In 1944, J. W. Borders, who owned the Snell Grain Elevator of Vona, bought out McDougal, and the elevator became part of the vBorders’ family business that would eventually include facilities at Hugo, Flagler, Arriba, Stratton, and Genoa, CO.
After World War II, farmers from Kansas started moving to the area around Vona, and agriculture in the region began to recover. Merle Ford (now deceased), who had been Vona’s postmaster and whose grandfather helped organize the original farmers coop, aptly described the events of that time, “Before the war, farmers used teams of horses; afterward they used tractors.”
Though J. W. Borders and his son, Floyd, who later managed Snell Grain, are both deceased, some people in Vona still could recall the Borders era. Merle Ford, for example, remembered billiard games between Floyd and Hal McDougal. Tom and Nadine Burian, who owned the Oasis Service across the street from the elevator, remembered helping to erect two 20,000-bushel steel bins in 1949.
They also remembered the 1973 fire that destroyed the west elevator (Borders’ first Vona facility). Both Merle and Tom could list the names of every Snell Grain manager – A. W. “Sandy” Morgan, Max Deakin, Joe Doughty, and Leo Gurley.
Gurley managed the elevator for the Borders from 1961 to 1965, when the Borders family sold it to Smoot Grain; then he continued to manage for Smoot until 1979. In those days, managing an elevator was commonly a family job. Leo’s wife, Marjorie, worked side by side with her husband. She didn’t have a title and wasn’t paid much, but in her own words, “I did what needed to be done.” She recalled keeping the books, weighing trucks, and issuing scale tickets, as well as loading and unloading salt, lump coal, 50-pound sacks of chicken feed, and rolls of baling wire.
The Gurleys had six children; five worked at the elevator at one time or another doing odd jobs. According to Don, one of their sons, “Sometimes we were paid a little, and sometimes our pay was the sour grain we cleaned from the pit.

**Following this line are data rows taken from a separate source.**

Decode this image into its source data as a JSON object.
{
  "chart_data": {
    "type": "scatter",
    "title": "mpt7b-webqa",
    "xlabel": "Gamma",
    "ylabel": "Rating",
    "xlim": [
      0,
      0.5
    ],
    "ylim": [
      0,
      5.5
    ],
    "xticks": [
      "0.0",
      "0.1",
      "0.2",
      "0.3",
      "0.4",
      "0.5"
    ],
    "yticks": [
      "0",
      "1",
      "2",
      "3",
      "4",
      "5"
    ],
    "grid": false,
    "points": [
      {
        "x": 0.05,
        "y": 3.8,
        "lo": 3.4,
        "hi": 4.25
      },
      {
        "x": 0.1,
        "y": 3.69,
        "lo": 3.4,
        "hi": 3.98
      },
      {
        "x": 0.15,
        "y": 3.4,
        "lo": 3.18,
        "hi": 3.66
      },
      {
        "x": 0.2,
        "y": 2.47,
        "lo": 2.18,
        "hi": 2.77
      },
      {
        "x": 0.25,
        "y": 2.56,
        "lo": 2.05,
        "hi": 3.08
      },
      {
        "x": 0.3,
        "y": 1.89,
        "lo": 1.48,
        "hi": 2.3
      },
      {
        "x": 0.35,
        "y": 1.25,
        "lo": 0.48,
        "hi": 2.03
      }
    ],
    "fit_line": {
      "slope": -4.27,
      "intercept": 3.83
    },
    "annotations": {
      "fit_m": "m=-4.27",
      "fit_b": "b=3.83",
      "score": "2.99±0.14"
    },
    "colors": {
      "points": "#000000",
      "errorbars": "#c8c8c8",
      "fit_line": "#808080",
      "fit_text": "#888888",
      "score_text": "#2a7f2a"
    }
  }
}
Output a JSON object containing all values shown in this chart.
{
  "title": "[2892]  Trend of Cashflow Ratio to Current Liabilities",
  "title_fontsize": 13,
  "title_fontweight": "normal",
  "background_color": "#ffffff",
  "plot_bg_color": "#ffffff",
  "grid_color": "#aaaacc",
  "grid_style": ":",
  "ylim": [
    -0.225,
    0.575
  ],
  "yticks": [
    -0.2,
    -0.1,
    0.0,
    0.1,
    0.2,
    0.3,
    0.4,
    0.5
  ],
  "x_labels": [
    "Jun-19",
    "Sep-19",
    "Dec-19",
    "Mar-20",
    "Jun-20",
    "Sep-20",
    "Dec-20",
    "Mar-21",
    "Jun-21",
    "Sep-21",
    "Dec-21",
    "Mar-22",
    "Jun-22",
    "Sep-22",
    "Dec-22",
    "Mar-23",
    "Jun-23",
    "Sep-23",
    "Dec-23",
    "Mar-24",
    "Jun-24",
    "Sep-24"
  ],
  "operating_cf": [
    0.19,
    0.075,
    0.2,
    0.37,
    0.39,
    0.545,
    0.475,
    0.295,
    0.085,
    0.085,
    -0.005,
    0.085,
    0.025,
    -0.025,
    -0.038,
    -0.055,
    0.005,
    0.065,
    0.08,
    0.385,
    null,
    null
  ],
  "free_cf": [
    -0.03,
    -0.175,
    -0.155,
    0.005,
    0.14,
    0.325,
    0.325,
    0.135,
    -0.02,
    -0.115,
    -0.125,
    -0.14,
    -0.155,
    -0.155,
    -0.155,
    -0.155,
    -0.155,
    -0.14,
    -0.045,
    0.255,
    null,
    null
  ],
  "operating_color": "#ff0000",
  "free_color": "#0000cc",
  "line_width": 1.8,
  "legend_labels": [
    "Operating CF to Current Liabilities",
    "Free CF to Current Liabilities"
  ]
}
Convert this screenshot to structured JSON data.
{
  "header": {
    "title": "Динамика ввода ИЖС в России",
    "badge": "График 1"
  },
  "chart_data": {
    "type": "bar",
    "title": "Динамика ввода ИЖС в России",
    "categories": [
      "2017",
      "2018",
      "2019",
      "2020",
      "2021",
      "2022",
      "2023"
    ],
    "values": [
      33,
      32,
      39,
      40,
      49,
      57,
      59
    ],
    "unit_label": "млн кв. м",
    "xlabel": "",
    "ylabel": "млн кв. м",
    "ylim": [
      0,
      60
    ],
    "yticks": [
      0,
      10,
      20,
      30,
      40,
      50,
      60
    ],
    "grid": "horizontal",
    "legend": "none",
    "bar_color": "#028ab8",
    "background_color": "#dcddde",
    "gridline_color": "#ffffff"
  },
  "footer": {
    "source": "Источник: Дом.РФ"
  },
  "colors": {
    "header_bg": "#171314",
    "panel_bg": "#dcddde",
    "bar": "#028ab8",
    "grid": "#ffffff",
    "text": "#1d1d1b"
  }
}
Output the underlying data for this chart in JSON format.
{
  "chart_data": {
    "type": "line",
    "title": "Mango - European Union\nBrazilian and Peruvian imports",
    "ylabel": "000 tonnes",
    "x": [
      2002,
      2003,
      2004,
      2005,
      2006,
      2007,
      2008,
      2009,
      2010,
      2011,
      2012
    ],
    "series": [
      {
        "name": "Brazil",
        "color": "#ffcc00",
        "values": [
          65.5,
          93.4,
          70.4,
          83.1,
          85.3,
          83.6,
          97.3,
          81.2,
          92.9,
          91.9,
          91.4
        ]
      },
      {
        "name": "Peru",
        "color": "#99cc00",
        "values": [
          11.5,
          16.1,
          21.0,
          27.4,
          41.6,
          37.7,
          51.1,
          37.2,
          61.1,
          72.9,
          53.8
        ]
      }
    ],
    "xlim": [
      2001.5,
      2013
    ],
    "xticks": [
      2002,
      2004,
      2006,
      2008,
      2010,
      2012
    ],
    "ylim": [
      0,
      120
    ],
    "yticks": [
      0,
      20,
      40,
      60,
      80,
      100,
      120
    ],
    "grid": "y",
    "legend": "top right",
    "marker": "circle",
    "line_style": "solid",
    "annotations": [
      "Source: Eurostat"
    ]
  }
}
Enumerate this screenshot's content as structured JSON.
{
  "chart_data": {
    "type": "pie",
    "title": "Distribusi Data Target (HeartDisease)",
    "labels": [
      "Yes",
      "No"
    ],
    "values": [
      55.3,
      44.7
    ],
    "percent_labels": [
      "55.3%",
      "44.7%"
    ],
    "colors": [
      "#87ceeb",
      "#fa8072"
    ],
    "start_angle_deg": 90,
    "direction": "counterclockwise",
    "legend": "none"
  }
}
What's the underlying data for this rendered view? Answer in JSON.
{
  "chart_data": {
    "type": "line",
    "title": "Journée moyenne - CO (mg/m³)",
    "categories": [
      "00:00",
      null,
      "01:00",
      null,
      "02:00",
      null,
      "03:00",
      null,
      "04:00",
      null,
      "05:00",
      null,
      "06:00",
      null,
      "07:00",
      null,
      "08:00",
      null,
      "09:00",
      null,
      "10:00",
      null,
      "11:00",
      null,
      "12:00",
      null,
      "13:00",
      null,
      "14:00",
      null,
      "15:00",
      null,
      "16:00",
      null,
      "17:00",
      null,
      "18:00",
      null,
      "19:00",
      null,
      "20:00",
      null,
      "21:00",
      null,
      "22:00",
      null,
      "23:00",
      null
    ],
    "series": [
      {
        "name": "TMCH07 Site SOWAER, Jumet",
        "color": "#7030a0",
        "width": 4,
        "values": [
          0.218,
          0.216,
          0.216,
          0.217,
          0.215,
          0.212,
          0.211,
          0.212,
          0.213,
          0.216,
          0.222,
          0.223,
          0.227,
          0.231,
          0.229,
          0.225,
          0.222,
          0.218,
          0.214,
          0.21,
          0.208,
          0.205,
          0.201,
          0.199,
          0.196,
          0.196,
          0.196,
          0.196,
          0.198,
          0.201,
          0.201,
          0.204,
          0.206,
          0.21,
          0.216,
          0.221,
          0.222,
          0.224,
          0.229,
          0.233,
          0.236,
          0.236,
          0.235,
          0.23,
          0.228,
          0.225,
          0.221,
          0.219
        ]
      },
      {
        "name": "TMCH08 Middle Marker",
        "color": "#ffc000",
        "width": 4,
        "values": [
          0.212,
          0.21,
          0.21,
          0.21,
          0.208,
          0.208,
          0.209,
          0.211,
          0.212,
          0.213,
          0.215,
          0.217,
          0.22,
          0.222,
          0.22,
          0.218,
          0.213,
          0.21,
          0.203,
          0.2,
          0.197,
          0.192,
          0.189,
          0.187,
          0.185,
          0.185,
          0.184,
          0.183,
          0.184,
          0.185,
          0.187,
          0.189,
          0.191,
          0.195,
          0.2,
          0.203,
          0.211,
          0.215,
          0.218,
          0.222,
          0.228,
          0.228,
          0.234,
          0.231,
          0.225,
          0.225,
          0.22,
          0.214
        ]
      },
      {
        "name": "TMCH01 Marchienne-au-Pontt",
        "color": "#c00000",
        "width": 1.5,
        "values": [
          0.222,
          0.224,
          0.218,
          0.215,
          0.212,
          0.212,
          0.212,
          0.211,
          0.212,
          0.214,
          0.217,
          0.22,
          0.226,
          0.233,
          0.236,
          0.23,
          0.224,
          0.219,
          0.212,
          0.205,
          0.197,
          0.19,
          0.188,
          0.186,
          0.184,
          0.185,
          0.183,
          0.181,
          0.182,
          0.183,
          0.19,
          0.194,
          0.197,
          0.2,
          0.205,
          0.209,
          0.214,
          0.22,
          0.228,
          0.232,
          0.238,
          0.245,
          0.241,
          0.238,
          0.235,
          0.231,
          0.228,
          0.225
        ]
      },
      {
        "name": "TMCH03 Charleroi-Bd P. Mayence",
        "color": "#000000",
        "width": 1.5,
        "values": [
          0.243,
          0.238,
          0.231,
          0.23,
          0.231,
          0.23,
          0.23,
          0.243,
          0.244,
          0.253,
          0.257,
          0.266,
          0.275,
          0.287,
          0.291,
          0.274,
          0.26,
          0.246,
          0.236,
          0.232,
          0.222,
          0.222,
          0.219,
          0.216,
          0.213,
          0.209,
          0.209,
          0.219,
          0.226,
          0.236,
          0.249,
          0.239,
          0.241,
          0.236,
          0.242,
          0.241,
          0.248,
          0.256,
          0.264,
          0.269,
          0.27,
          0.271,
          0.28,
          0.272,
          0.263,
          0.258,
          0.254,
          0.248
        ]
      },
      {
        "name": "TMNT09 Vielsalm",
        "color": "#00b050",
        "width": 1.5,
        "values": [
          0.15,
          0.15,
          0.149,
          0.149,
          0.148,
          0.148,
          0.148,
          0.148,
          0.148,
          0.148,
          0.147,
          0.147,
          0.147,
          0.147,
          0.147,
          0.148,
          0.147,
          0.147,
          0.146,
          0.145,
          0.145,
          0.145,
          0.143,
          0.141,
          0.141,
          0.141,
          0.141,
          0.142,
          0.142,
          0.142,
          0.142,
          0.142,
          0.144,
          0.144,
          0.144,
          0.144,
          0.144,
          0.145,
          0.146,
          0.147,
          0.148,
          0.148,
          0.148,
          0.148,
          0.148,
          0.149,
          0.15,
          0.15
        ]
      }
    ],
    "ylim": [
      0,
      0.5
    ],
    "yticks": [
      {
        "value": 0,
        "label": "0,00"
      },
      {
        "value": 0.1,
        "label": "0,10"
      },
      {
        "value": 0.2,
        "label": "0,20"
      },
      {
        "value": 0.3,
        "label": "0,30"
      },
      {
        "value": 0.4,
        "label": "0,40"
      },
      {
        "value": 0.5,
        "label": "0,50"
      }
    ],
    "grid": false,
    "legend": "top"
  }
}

We fed this to our hogs, which we ultimately sold for spending money and money for cars. Our favorite memories are of the social times, especially during harvest, when farmer friends brought their grain to the elevator.”
In 1979, Smoot Grain, by then a division of ADM, sold the old elevator to Charlie Schulte and his father, Raymond. Charlie managed the operation that included several large steel bins built at Vona and another facility at Bethune, CO as the Bethune-Vona Grain Co. It was once again a family business. Raymond and Charlie’s brothers farmed in the area and delivered their grain to Charlie at the elevator. From time to time, Charlie’s wife, Lois, worked there too, as did their teenage sons.
The Schultes quit using the 1915 wood house in 1989 as the drive shed was just too small for more modern grain trucks. When interviewed in 2000, Lois lamented, “The old elevator is in such good shape that we hate to tear it down.” She and Charlie wanted to donate it to a museum but were unsuccessful.
Still in Operation
The current owner, Tempel Grain Co., has the same perspective. Kelly Spitzer and her father, George Tempel (now deceased), bought the Vona elevator in 2006 or 2007 for the steel bin storage. They have never used the wood house.
Kelly says, “It would never pass OSHA inspection. The railroad (still the Kyle) says the tin blows off and lands on the tracks. It is a liability. However, we don’t want to tear it down either. We would like for the community to keep it, and we hope the funds might be available through a grant to replace the tin.”
Grain elevator operations have changed a lot since the Vona Equity Elevator was built in 1915. Today it is possible for a farmer to deliver his grain to an elevator and leave with his scale ticket, having had no face-to-face contact with any elevator employee. This may be more efficient and cost-effective, but many in Vona and other rural communities who have experienced the congeniality of the small town elevator, would argue that it is not a better way.